Гальбфингер

 Николай

 Алексеевич

"Зачетная" книжка Николая Гальбфингера

Повестку из военкомата водитель «Новосибирсктеплоэнерго» Николай Гальбфингер получил в феврале 1987 года. А в марте он, попрощавшись с женой, восемнадцатилетним сыном и семилетней дочкой, летел на место атомной катастрофы.

– Мне было тогда 38 лет, а в Чернобыль брали до сорока, – вспоминает Николай Алексеевич. – В свое время отслужил срочную, поэтому даже и не удивился, когда повестку получил. Надо – значит надо. Прилетели в Борисполь, а оттуда уже на машине добирались до части, это в нескольких километрах от станции. Нас двадцать человек из Ордынского района уезжали в Чернобыль. А теперь уже некоторых нет.

Каждое утро ликвидаторам аварии выдавали  защитную маску, дозиметр и везли на станцию. Там они убирали мусор на крыше – графит, чем-то похожий на гудрон. Выкладывали свинец к основанию трубы между третьим и четвертым реакторами.

– Берем лист и – бегом по лестнице, а она метров сто пятьдесят высотой. Так несколько рейсов делали – туда-сюда… И ведь, кажется не уставали даже – молодые были, что говорить… работали строго до обеда, потом вторая смена приходила. Дозиметр после смены показывал уровень радиации в полрентгена, иногда чуть больше. Да, если честно, мы и внимания на это не обращали. Самочувствие не ухудшается, аппетит не пропадает – и ладно.

В зачетной книжке, которую всем выдали перед отъездом, в графе «период облучения» указано, что он продолжался с 15 марта по 19 мая 1987 года. Во второй графе «Доза (рентгенов)» – 19,094 рентгена. В третьей – подпись старший лейтенант Поцелуев. Допустимая доза облучения тогда была 20 рентген. Того, кто получал больше, сразу отправляли домой.

Николай Алексеевич часто писал домой письма, жена исправно ему отвечала. Разумеется, в письмах он не рассказывал всех «атомных» тонкостей, наоборот, писал, что все в порядке, что жена не должна волноваться, что он вернется домой живой-здоровый.

– Хорошие были письма, он все успокаивал меня, просил больше думать о детях, но я все-таки переживала,– вспоминает Людмила Макаровна.– Это же не шутка – катастрофа на атомной станции. Но что-то подсказывало, что все будет хорошо.

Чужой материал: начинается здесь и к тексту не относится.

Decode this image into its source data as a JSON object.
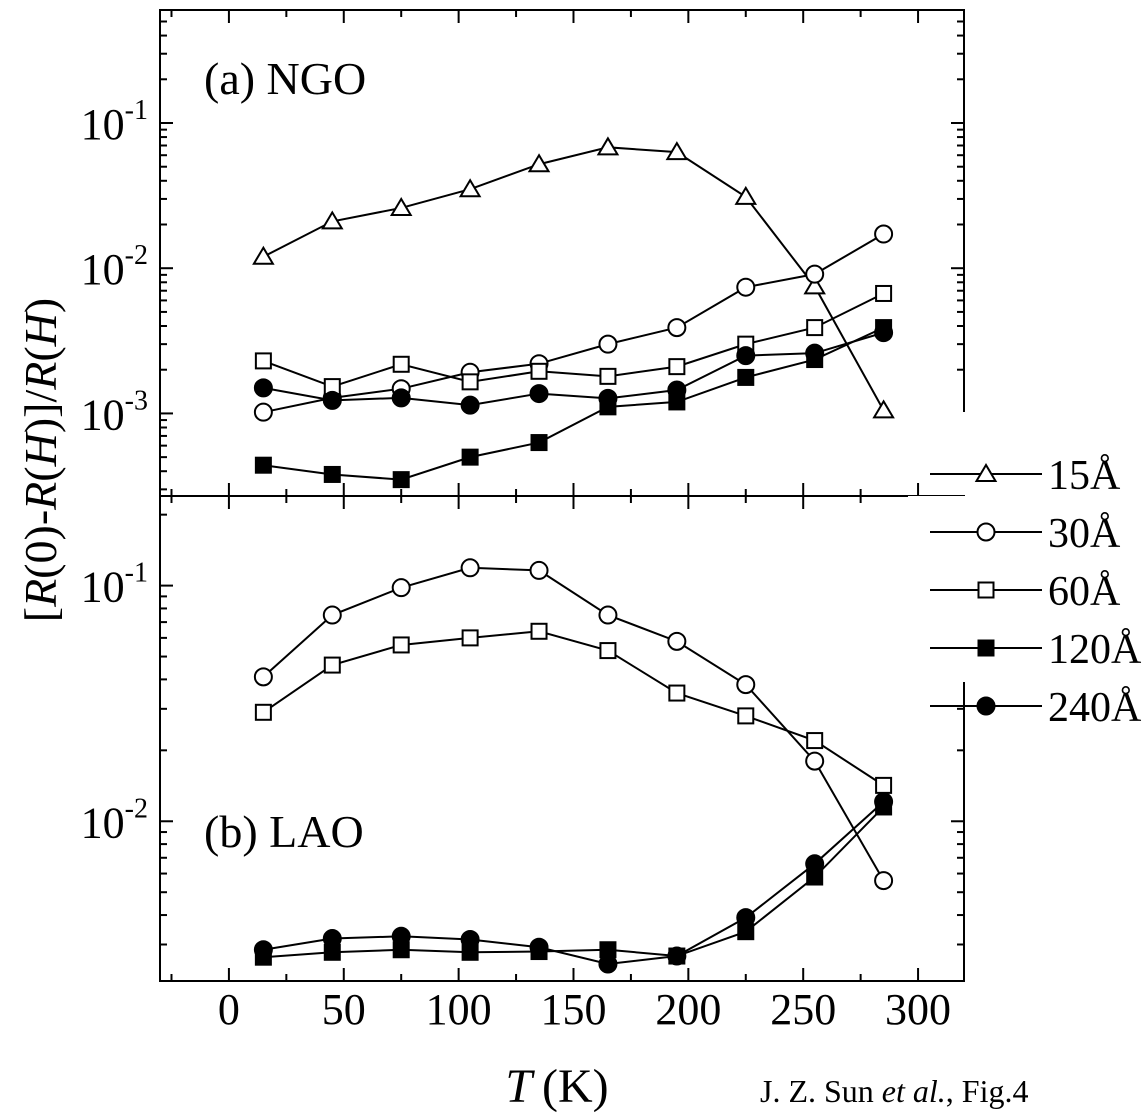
{
  "credit": {
    "authors": "J. Z. Sun",
    "etal": "et al.",
    "fig": ", Fig.4"
  },
  "axes": {
    "xlabel_var": "T",
    "xlabel_unit": "(K)",
    "ylabel_parts": [
      {
        "t": "[",
        "i": false
      },
      {
        "t": "R",
        "i": true
      },
      {
        "t": "(0)-",
        "i": false
      },
      {
        "t": "R",
        "i": true
      },
      {
        "t": "(",
        "i": false
      },
      {
        "t": "H",
        "i": true
      },
      {
        "t": ")]/",
        "i": false
      },
      {
        "t": "R",
        "i": true
      },
      {
        "t": "(",
        "i": false
      },
      {
        "t": "H",
        "i": true
      },
      {
        "t": ")",
        "i": false
      }
    ]
  },
  "legend": [
    {
      "label": "15Å",
      "marker": "triangle",
      "filled": false
    },
    {
      "label": "30Å",
      "marker": "circle",
      "filled": false
    },
    {
      "label": "60Å",
      "marker": "square",
      "filled": false
    },
    {
      "label": "120Å",
      "marker": "square",
      "filled": true
    },
    {
      "label": "240Å",
      "marker": "circle",
      "filled": true
    }
  ],
  "chart_data": [
    {
      "type": "line",
      "panel": "(a) NGO",
      "title": "(a) NGO",
      "xlabel": "T (K)",
      "ylabel": "[R(0)-R(H)]/R(H)",
      "xlim": [
        -30,
        320
      ],
      "ylim": [
        0.00027,
        0.6
      ],
      "yscale": "log",
      "xticks": [
        0,
        50,
        100,
        150,
        200,
        250,
        300
      ],
      "yticks": [
        {
          "value": 0.001,
          "base": "10",
          "exp": "-3"
        },
        {
          "value": 0.01,
          "base": "10",
          "exp": "-2"
        },
        {
          "value": 0.1,
          "base": "10",
          "exp": "-1"
        }
      ],
      "series": [
        {
          "name": "15Å",
          "marker": "triangle",
          "filled": false,
          "x": [
            15,
            45,
            75,
            105,
            135,
            165,
            195,
            225,
            255,
            285
          ],
          "values": [
            0.012,
            0.021,
            0.026,
            0.035,
            0.052,
            0.068,
            0.063,
            0.031,
            0.0075,
            0.00105
          ]
        },
        {
          "name": "30Å",
          "marker": "circle",
          "filled": false,
          "x": [
            15,
            45,
            75,
            105,
            135,
            165,
            195,
            225,
            255,
            285
          ],
          "values": [
            0.00102,
            0.00128,
            0.00148,
            0.00192,
            0.0022,
            0.003,
            0.0039,
            0.0074,
            0.0091,
            0.0172
          ]
        },
        {
          "name": "60Å",
          "marker": "square",
          "filled": false,
          "x": [
            15,
            45,
            75,
            105,
            135,
            165,
            195,
            225,
            255,
            285
          ],
          "values": [
            0.0023,
            0.00153,
            0.00218,
            0.00165,
            0.00195,
            0.0018,
            0.0021,
            0.003,
            0.0039,
            0.0067
          ]
        },
        {
          "name": "120Å",
          "marker": "square",
          "filled": true,
          "x": [
            15,
            45,
            75,
            105,
            135,
            165,
            195,
            225,
            255,
            285
          ],
          "values": [
            0.00044,
            0.00038,
            0.00035,
            0.0005,
            0.00063,
            0.00111,
            0.0012,
            0.00177,
            0.00235,
            0.0039
          ]
        },
        {
          "name": "240Å",
          "marker": "circle",
          "filled": true,
          "x": [
            15,
            45,
            75,
            105,
            135,
            165,
            195,
            225,
            255,
            285
          ],
          "values": [
            0.0015,
            0.00123,
            0.00128,
            0.00114,
            0.00137,
            0.00127,
            0.00145,
            0.0025,
            0.0026,
            0.0036
          ]
        }
      ]
    },
    {
      "type": "line",
      "panel": "(b) LAO",
      "title": "(b) LAO",
      "xlabel": "T (K)",
      "ylabel": "[R(0)-R(H)]/R(H)",
      "xlim": [
        -30,
        320
      ],
      "ylim": [
        0.0021,
        0.24
      ],
      "yscale": "log",
      "xticks": [
        0,
        50,
        100,
        150,
        200,
        250,
        300
      ],
      "yticks": [
        {
          "value": 0.01,
          "base": "10",
          "exp": "-2"
        },
        {
          "value": 0.1,
          "base": "10",
          "exp": "-1"
        }
      ],
      "series": [
        {
          "name": "30Å",
          "marker": "circle",
          "filled": false,
          "x": [
            15,
            45,
            75,
            105,
            135,
            165,
            195,
            225,
            255,
            285
          ],
          "values": [
            0.041,
            0.075,
            0.098,
            0.119,
            0.116,
            0.075,
            0.058,
            0.038,
            0.018,
            0.0056
          ]
        },
        {
          "name": "60Å",
          "marker": "square",
          "filled": false,
          "x": [
            15,
            45,
            75,
            105,
            135,
            165,
            195,
            225,
            255,
            285
          ],
          "values": [
            0.029,
            0.046,
            0.056,
            0.06,
            0.064,
            0.053,
            0.035,
            0.028,
            0.022,
            0.0142
          ]
        },
        {
          "name": "120Å",
          "marker": "square",
          "filled": true,
          "x": [
            15,
            45,
            75,
            105,
            135,
            165,
            195,
            225,
            255,
            285
          ],
          "values": [
            0.00265,
            0.00278,
            0.00285,
            0.00278,
            0.0028,
            0.00285,
            0.00268,
            0.0034,
            0.0058,
            0.0115
          ]
        },
        {
          "name": "240Å",
          "marker": "circle",
          "filled": true,
          "x": [
            15,
            45,
            75,
            105,
            135,
            165,
            195,
            225,
            255,
            285
          ],
          "values": [
            0.00285,
            0.00318,
            0.00325,
            0.00315,
            0.00292,
            0.00248,
            0.00268,
            0.0039,
            0.0066,
            0.0121
          ]
        }
      ]
    }
  ]
}
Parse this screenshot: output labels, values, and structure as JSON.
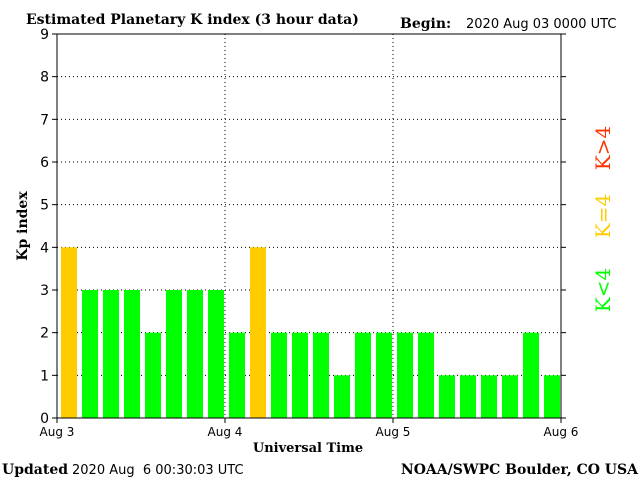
{
  "header": {
    "title": "Estimated Planetary K index (3 hour data)",
    "begin_label": "Begin:",
    "begin_value": "2020 Aug 03 0000 UTC"
  },
  "footer": {
    "updated_label": "Updated",
    "updated_value": "2020 Aug  6 00:30:03 UTC",
    "source": "NOAA/SWPC Boulder, CO USA"
  },
  "legend": {
    "lt4": {
      "label": "K<4",
      "color": "#00ff00"
    },
    "eq4": {
      "label": "K=4",
      "color": "#ffcc00"
    },
    "gt4": {
      "label": "K>4",
      "color": "#ff3300"
    }
  },
  "chart_data": {
    "type": "bar",
    "title": "Estimated Planetary K index (3 hour data)",
    "xlabel": "Universal Time",
    "ylabel": "Kp index",
    "ylim": [
      0,
      9
    ],
    "yticks": [
      "0",
      "1",
      "2",
      "3",
      "4",
      "5",
      "6",
      "7",
      "8",
      "9"
    ],
    "xticks": [
      "Aug 3",
      "Aug 4",
      "Aug 5",
      "Aug 6"
    ],
    "interval_hours": 3,
    "grid": true,
    "values": [
      4,
      3,
      3,
      3,
      2,
      3,
      3,
      3,
      2,
      4,
      2,
      2,
      2,
      1,
      2,
      2,
      2,
      2,
      1,
      1,
      1,
      1,
      2,
      1
    ],
    "colors": {
      "lt4": "#00ff00",
      "eq4": "#ffcc00",
      "gt4": "#ff3300"
    }
  }
}
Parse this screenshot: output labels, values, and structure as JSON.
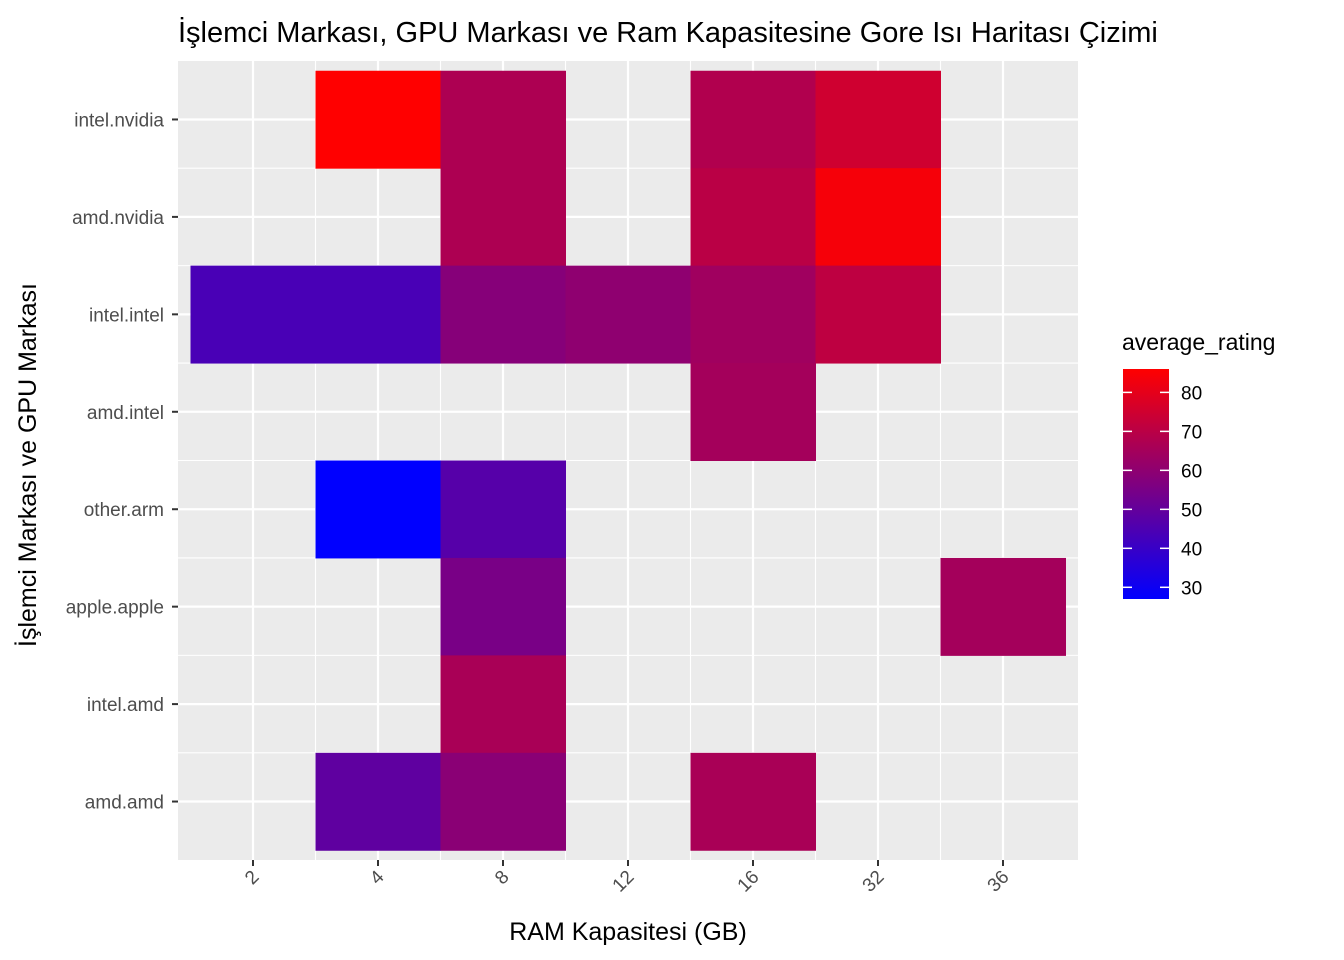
{
  "chart_data": {
    "type": "heatmap",
    "title": "İşlemci Markası, GPU Markası ve Ram Kapasitesine Gore Isı Haritası Çizimi",
    "xlabel": "RAM Kapasitesi (GB)",
    "ylabel": "İşlemci Markası ve GPU Markası",
    "x_categories": [
      "2",
      "4",
      "8",
      "12",
      "16",
      "32",
      "36"
    ],
    "y_categories": [
      "intel.nvidia",
      "amd.nvidia",
      "intel.intel",
      "amd.intel",
      "other.arm",
      "apple.apple",
      "intel.amd",
      "amd.amd"
    ],
    "grid": true,
    "legend": {
      "title": "average_rating",
      "position": "right",
      "ticks": [
        30,
        40,
        50,
        60,
        70,
        80
      ],
      "range": [
        27,
        86
      ],
      "low_color": "#0000ff",
      "high_color": "#ff0000"
    },
    "cells": [
      {
        "x": "4",
        "y": "intel.nvidia",
        "value": 86
      },
      {
        "x": "8",
        "y": "intel.nvidia",
        "value": 67
      },
      {
        "x": "16",
        "y": "intel.nvidia",
        "value": 68
      },
      {
        "x": "32",
        "y": "intel.nvidia",
        "value": 75
      },
      {
        "x": "8",
        "y": "amd.nvidia",
        "value": 67
      },
      {
        "x": "16",
        "y": "amd.nvidia",
        "value": 70
      },
      {
        "x": "32",
        "y": "amd.nvidia",
        "value": 84
      },
      {
        "x": "2",
        "y": "intel.intel",
        "value": 44
      },
      {
        "x": "4",
        "y": "intel.intel",
        "value": 44
      },
      {
        "x": "8",
        "y": "intel.intel",
        "value": 58
      },
      {
        "x": "12",
        "y": "intel.intel",
        "value": 60
      },
      {
        "x": "16",
        "y": "intel.intel",
        "value": 64
      },
      {
        "x": "32",
        "y": "intel.intel",
        "value": 71
      },
      {
        "x": "16",
        "y": "amd.intel",
        "value": 65
      },
      {
        "x": "4",
        "y": "other.arm",
        "value": 27
      },
      {
        "x": "8",
        "y": "other.arm",
        "value": 47
      },
      {
        "x": "8",
        "y": "apple.apple",
        "value": 55
      },
      {
        "x": "36",
        "y": "apple.apple",
        "value": 65
      },
      {
        "x": "8",
        "y": "intel.amd",
        "value": 66
      },
      {
        "x": "4",
        "y": "amd.amd",
        "value": 49
      },
      {
        "x": "8",
        "y": "amd.amd",
        "value": 59
      },
      {
        "x": "16",
        "y": "amd.amd",
        "value": 66
      }
    ]
  }
}
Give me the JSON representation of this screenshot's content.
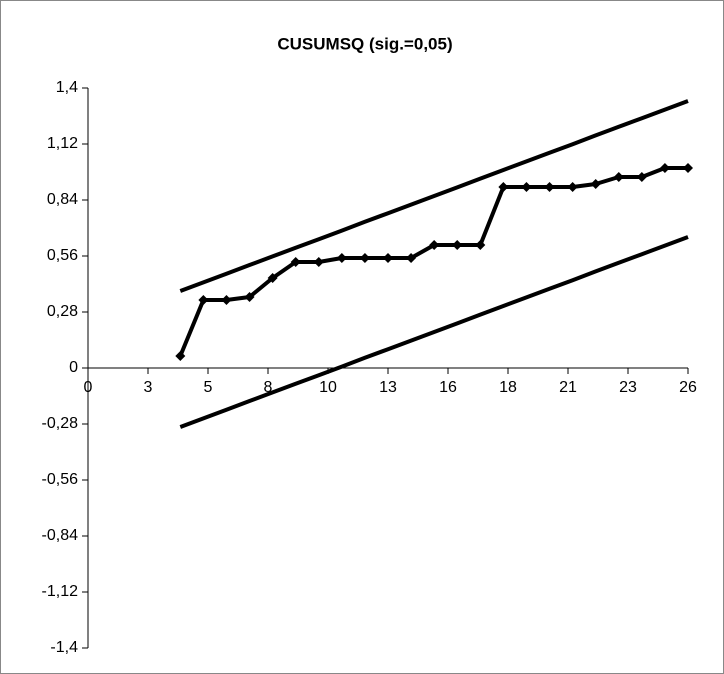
{
  "chart_data": {
    "type": "line",
    "title": "CUSUMSQ (sig.=0,05)",
    "x": [
      4,
      5,
      6,
      7,
      8,
      9,
      10,
      11,
      12,
      13,
      14,
      15,
      16,
      17,
      18,
      19,
      20,
      21,
      22,
      23,
      24,
      25,
      26
    ],
    "series": [
      {
        "color": "#000000",
        "marker": "diamond",
        "values": [
          0.06,
          0.34,
          0.34,
          0.355,
          0.45,
          0.53,
          0.53,
          0.55,
          0.55,
          0.55,
          0.55,
          0.615,
          0.615,
          0.615,
          0.905,
          0.905,
          0.905,
          0.905,
          0.92,
          0.955,
          0.955,
          1.0,
          1.0
        ]
      },
      {
        "color": "#000000",
        "values": [
          0.385,
          0.428,
          0.471,
          0.515,
          0.558,
          0.601,
          0.644,
          0.687,
          0.731,
          0.774,
          0.817,
          0.86,
          0.903,
          0.947,
          0.99,
          1.033,
          1.076,
          1.119,
          1.163,
          1.206,
          1.249,
          1.292,
          1.335
        ]
      },
      {
        "color": "#000000",
        "values": [
          -0.295,
          -0.252,
          -0.209,
          -0.165,
          -0.122,
          -0.079,
          -0.036,
          0.007,
          0.051,
          0.094,
          0.137,
          0.18,
          0.223,
          0.267,
          0.31,
          0.353,
          0.396,
          0.439,
          0.483,
          0.526,
          0.569,
          0.612,
          0.655
        ]
      }
    ],
    "xlim": [
      0,
      26
    ],
    "xticks": [
      0,
      {
        "value": 2.6,
        "label": "3"
      },
      {
        "value": 5.2,
        "label": "5"
      },
      {
        "value": 7.8,
        "label": "8"
      },
      {
        "value": 10.4,
        "label": "10"
      },
      13,
      {
        "value": 15.6,
        "label": "16"
      },
      {
        "value": 18.2,
        "label": "18"
      },
      {
        "value": 20.8,
        "label": "21"
      },
      {
        "value": 23.4,
        "label": "23"
      },
      26
    ],
    "ylim": [
      -1.4,
      1.4
    ],
    "yticks": [
      {
        "value": 1.4,
        "label": "1,4"
      },
      {
        "value": 1.12,
        "label": "1,12"
      },
      {
        "value": 0.84,
        "label": "0,84"
      },
      {
        "value": 0.56,
        "label": "0,56"
      },
      {
        "value": 0.28,
        "label": "0,28"
      },
      0,
      {
        "value": -0.28,
        "label": "-0,28"
      },
      {
        "value": -0.56,
        "label": "-0,56"
      },
      {
        "value": -0.84,
        "label": "-0,84"
      },
      {
        "value": -1.12,
        "label": "-1,12"
      },
      {
        "value": -1.4,
        "label": "-1,4"
      }
    ]
  }
}
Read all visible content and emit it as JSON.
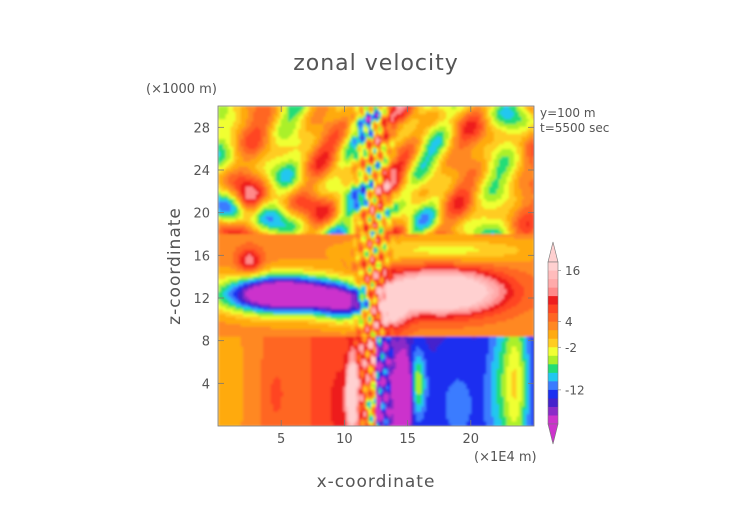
{
  "chart_data": {
    "type": "heatmap",
    "title": "zonal velocity",
    "xlabel": "x-coordinate",
    "ylabel": "z-coordinate",
    "x_unit": "(×1E4 m)",
    "y_unit": "(×1000 m)",
    "annotations": [
      "y=100 m",
      "t=5500 sec"
    ],
    "x_ticks": [
      5,
      10,
      15,
      20
    ],
    "y_ticks": [
      4,
      8,
      12,
      16,
      20,
      24,
      28
    ],
    "xlim": [
      0,
      25
    ],
    "ylim": [
      0,
      30
    ],
    "colorbar": {
      "labels": [
        16,
        4,
        -2,
        -12
      ],
      "levels": [
        -20,
        -16,
        -14,
        -12,
        -10,
        -8,
        -6,
        -4,
        -2,
        0,
        2,
        4,
        6,
        8,
        10,
        12,
        14,
        16,
        18
      ],
      "colors": [
        "#cc33cc",
        "#8a2bc8",
        "#4422cc",
        "#1a2ff0",
        "#3b7bff",
        "#22c7f0",
        "#22dd77",
        "#aaf02a",
        "#f0ff33",
        "#ffcc22",
        "#ffaa11",
        "#ff8822",
        "#ff6622",
        "#ff4422",
        "#ee1e1e",
        "#ff8a8a",
        "#ffaaaa",
        "#ffbcbc",
        "#ffd0d0"
      ],
      "extend": "both"
    }
  }
}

Эти два месяца для Николая Алексеевича пролетели быстро. Сожалеет о том, что Припять удалось посмотреть только с крыши реактора. Да и вообще тогда увидеть ничего толком не удалось.

– Да мы и ни одной деревни-то тогда не видели, только мимо проезжали, когда асфальт между деревнями поливали два-три раза в неделю, чтобы пыли радиационной меньше было,– вспоминает Николай Алексеевич.

Страшно тогда было смотреть на голые деревья, пустые деревни. Это много позже люди стали возвращаться  в родные места, а тогда была просто мертвая зона…

Николай Алексеевич вернулся домой в тот день, когда жена вынула из почтового ящика его последнее письмо, в конце которого было написано: «Больше не пиши, скоро приеду…»

– Не успела в избу зайти, смотрю – Коля в калитку заходит, – вспоминает Людмила Марковна, – бывает же такое! Сколько лет прошло, а как будто вчера…

Хотя и не снится ликвидатору Чернобыль, те два месяца всегда с ним. В масштабах истории это песчинка, да и в жизни человека не очень-то много. Но для Николая Алексеевича это целая эпоха, о которой всегда будет свидетельствовать скромная запись в зачетной книжке о девятнадцати рентгенах. Как зарубка на сердце.